Pediatric Neurology Unit, Department of Pediatrics, Advanced Pediatric Center, Post Graduate Institute of Medical Education & Research (PGIMER), Chandigarh, India.
Department of Radiodiagnosis and Imaging, PGIMER, Chandigarh, India.
Am J Trop Med Hyg. 2019 Oct;101(4):812-820. doi: 10.4269/ajtmh.19-0278.
Calcified neurocysticercosis (NCC), previously thought to be a dead end, is an important risk factor for seizure recurrences. We studied the pattern of seizure recurrences and associated radiological findings in children with calcified NCC. In this ambispective cohort study, we enrolled children (age 1-15 years) with calcified NCC attending the pediatric NCC clinic between January 2017 and December 2017. Retrospective data were collected from the hospital records, and all enrolled children were prospectively followed up till June 2018. The study group divided into two groups: 1) children first presenting with calcified granuloma and 2) children presented with ring-enhancing lesion (REL) and transformed into the calcified lesion during follow-up imaging. During the study period (January 2017-December 2017), 520 children with NCC were screened and 128 with calcified NCC were enrolled. The mean age was 10.8 ± 3.2 years, and 63% were boys. Among 128 children, 40 (31%) had calcified granuloma and 88 (69%) had REL transformed to calcified granuloma. Sixty-one (49%) children had seizure recurrence: 22 (58%) within calcified granuloma group and 39 (45%) within REL transformed to calcified granuloma group ( = 0.18). Seizure recurrence was associated with the presence of perilesional edema (PE) in 35 (57.4%) children on computed tomography scan. The median interval between two seizure recurrences was 30 (17-56) months, and the median antiepileptic drug-free interval was 17 (12-22) months. The total duration of continued seizures was 42 (26-58) months, slightly longer in children with REL transformed to calcified granuloma group (42, 95% CI: 18-66 months) in comparison to calcified granuloma group (35, 95% CI: 10-60 months, = 0.32). To conclude, children with calcified NCC have seizure recurrences over a prolonged period. Seizure recurrences are intermittent and may be interspersed with a prolonged period of quiescence in between. The presence of PE and contrast enhancement around the lesion during seizure recurrence suggests lesion reactivation.

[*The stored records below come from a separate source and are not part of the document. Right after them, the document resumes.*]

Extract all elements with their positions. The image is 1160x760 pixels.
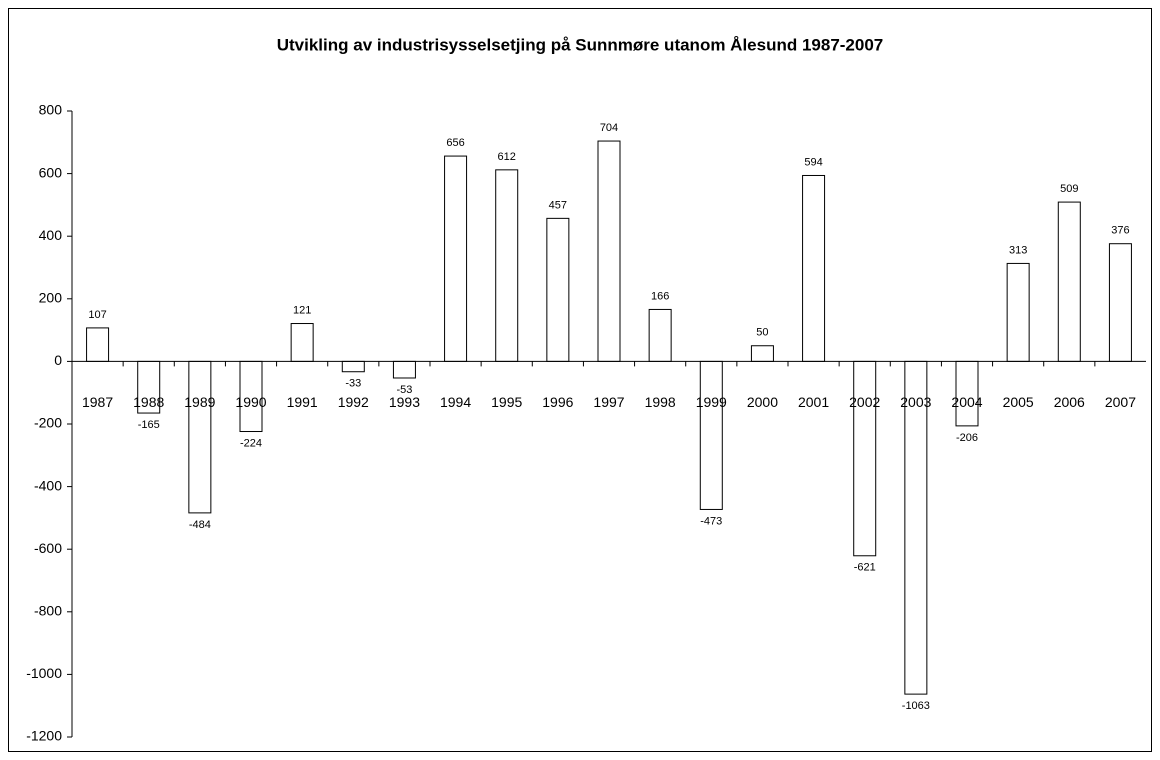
x-tick-label: 1988 <box>133 394 164 410</box>
data-label: 457 <box>549 199 567 211</box>
bar <box>341 360 365 373</box>
data-label: -621 <box>854 562 876 574</box>
bar <box>495 169 519 362</box>
x-tick-label: 1987 <box>82 394 113 410</box>
data-label: -165 <box>138 419 160 431</box>
x-tick-label: 1999 <box>696 394 727 410</box>
x-tick-label: 1992 <box>338 394 369 410</box>
data-label: -53 <box>396 384 412 396</box>
x-tick-label: 1998 <box>645 394 676 410</box>
x-tick-label: 1993 <box>389 394 420 410</box>
bar <box>750 345 774 362</box>
data-label: -206 <box>956 432 978 444</box>
data-label: -1063 <box>902 700 930 712</box>
chart-title: Utvikling av industrisysselsetjing på Su… <box>277 35 884 54</box>
y-tick-label: -600 <box>34 540 62 556</box>
data-label: -484 <box>189 519 211 531</box>
data-label: 313 <box>1009 244 1027 256</box>
chart-border <box>8 8 1152 752</box>
bar <box>699 360 723 510</box>
data-label: 121 <box>293 304 311 316</box>
data-label: 509 <box>1060 183 1078 195</box>
x-tick-label: 2003 <box>900 394 931 410</box>
x-tick-label: 2000 <box>747 394 778 410</box>
y-tick-label: -1000 <box>26 665 62 681</box>
y-tick-label: 400 <box>39 227 63 243</box>
bar <box>853 360 877 557</box>
bar <box>1108 243 1132 362</box>
bar <box>290 323 314 362</box>
bar <box>597 140 621 362</box>
x-tick-label: 2005 <box>1003 394 1034 410</box>
x-tick-label: 1989 <box>184 394 215 410</box>
data-label: 50 <box>756 327 768 339</box>
data-label: 166 <box>651 290 669 302</box>
bar <box>802 174 826 362</box>
data-label: 376 <box>1111 225 1129 237</box>
bar <box>1006 262 1030 362</box>
bar <box>648 308 672 362</box>
y-tick-label: -800 <box>34 603 62 619</box>
y-tick-label: 800 <box>39 102 63 118</box>
x-tick-label: 2007 <box>1105 394 1136 410</box>
x-tick-label: 1996 <box>542 394 573 410</box>
data-label: 656 <box>446 137 464 149</box>
data-label: 107 <box>88 309 106 321</box>
y-tick-label: 200 <box>39 290 63 306</box>
x-tick-label: 2002 <box>849 394 880 410</box>
y-tick-label: -400 <box>34 477 62 493</box>
x-tick-label: 1994 <box>440 394 471 410</box>
x-tick-label: 1995 <box>491 394 522 410</box>
bar <box>392 360 416 379</box>
y-tick-label: 600 <box>39 164 63 180</box>
bar <box>904 360 928 695</box>
bar <box>188 360 212 514</box>
y-tick-label: -200 <box>34 415 62 431</box>
bar <box>444 155 468 362</box>
bar <box>546 217 570 362</box>
y-tick-label: -1200 <box>26 728 62 744</box>
y-tick-label: 0 <box>54 352 62 368</box>
bar <box>1057 201 1081 362</box>
data-label: -33 <box>345 378 361 390</box>
x-tick-label: 1991 <box>287 394 318 410</box>
x-tick-label: 1990 <box>235 394 266 410</box>
bar <box>86 327 110 362</box>
x-tick-label: 1997 <box>593 394 624 410</box>
data-label: 704 <box>600 122 618 134</box>
x-tick-label: 2004 <box>951 394 982 410</box>
x-tick-label: 2001 <box>798 394 829 410</box>
data-label: -473 <box>700 515 722 527</box>
data-label: 612 <box>498 151 516 163</box>
data-label: 594 <box>804 156 822 168</box>
x-tick-label: 2006 <box>1054 394 1085 410</box>
data-label: -224 <box>240 437 262 449</box>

钙化性神经囊尾蚴病(NCC)曾被认为是一种死胡同,但却是癫痫复发的一个重要危险因素。我们研究了伴有钙化性 NCC 的儿童癫痫复发的模式和相关的影像学发现。在这项前瞻性队列研究中,我们招募了 2017 年 1 月至 2017 年 12 月期间在儿科 NCC 诊所就诊的患有钙化性 NCC 的 1-15 岁儿童。从医院记录中收集回顾性数据,所有入组的儿童均进行前瞻性随访至 2018 年 6 月。研究组分为两组:1)首次表现为钙化性肉芽肿的儿童;2)表现为环形增强病变(REL)并在随访影像学中转变为钙化性病变的儿童。在研究期间(2017 年 1 月至 2017 年 12 月),共筛查了 520 名 NCC 患儿,其中 128 名患有钙化性 NCC。患儿的平均年龄为 10.8±3.2 岁,63%为男性。在 128 名儿童中,40 名(31%)患有钙化性肉芽肿,88 名(69%)患有 REL 转变为钙化性肉芽肿。61 名(49%)儿童出现癫痫复发:22 名(58%)在钙化性肉芽肿组,39 名(45%)在 REL 转变为钙化性肉芽肿组( = 0.18)。35 名(57.4%)患儿在 CT 扫描上存在病变周围水肿(PE),与癫痫复发有关。两次癫痫复发之间的中位间隔时间为 30(17-56)个月,无抗癫痫药物的中位间隔时间为 17(12-22)个月。持续癫痫发作的总持续时间为 42(26-58)个月,在 REL 转变为钙化性肉芽肿组(42,95%CI:18-66 个月)中略长于钙化性肉芽肿组(35,95%CI:10-60 个月, = 0.32)。总之,患有钙化性 NCC 的儿童癫痫复发持续时间较长。癫痫复发是间歇性的,其间可能有一段较长的静止期。在癫痫复发期间,病变周围有 PE 和对比增强提示病变再激活。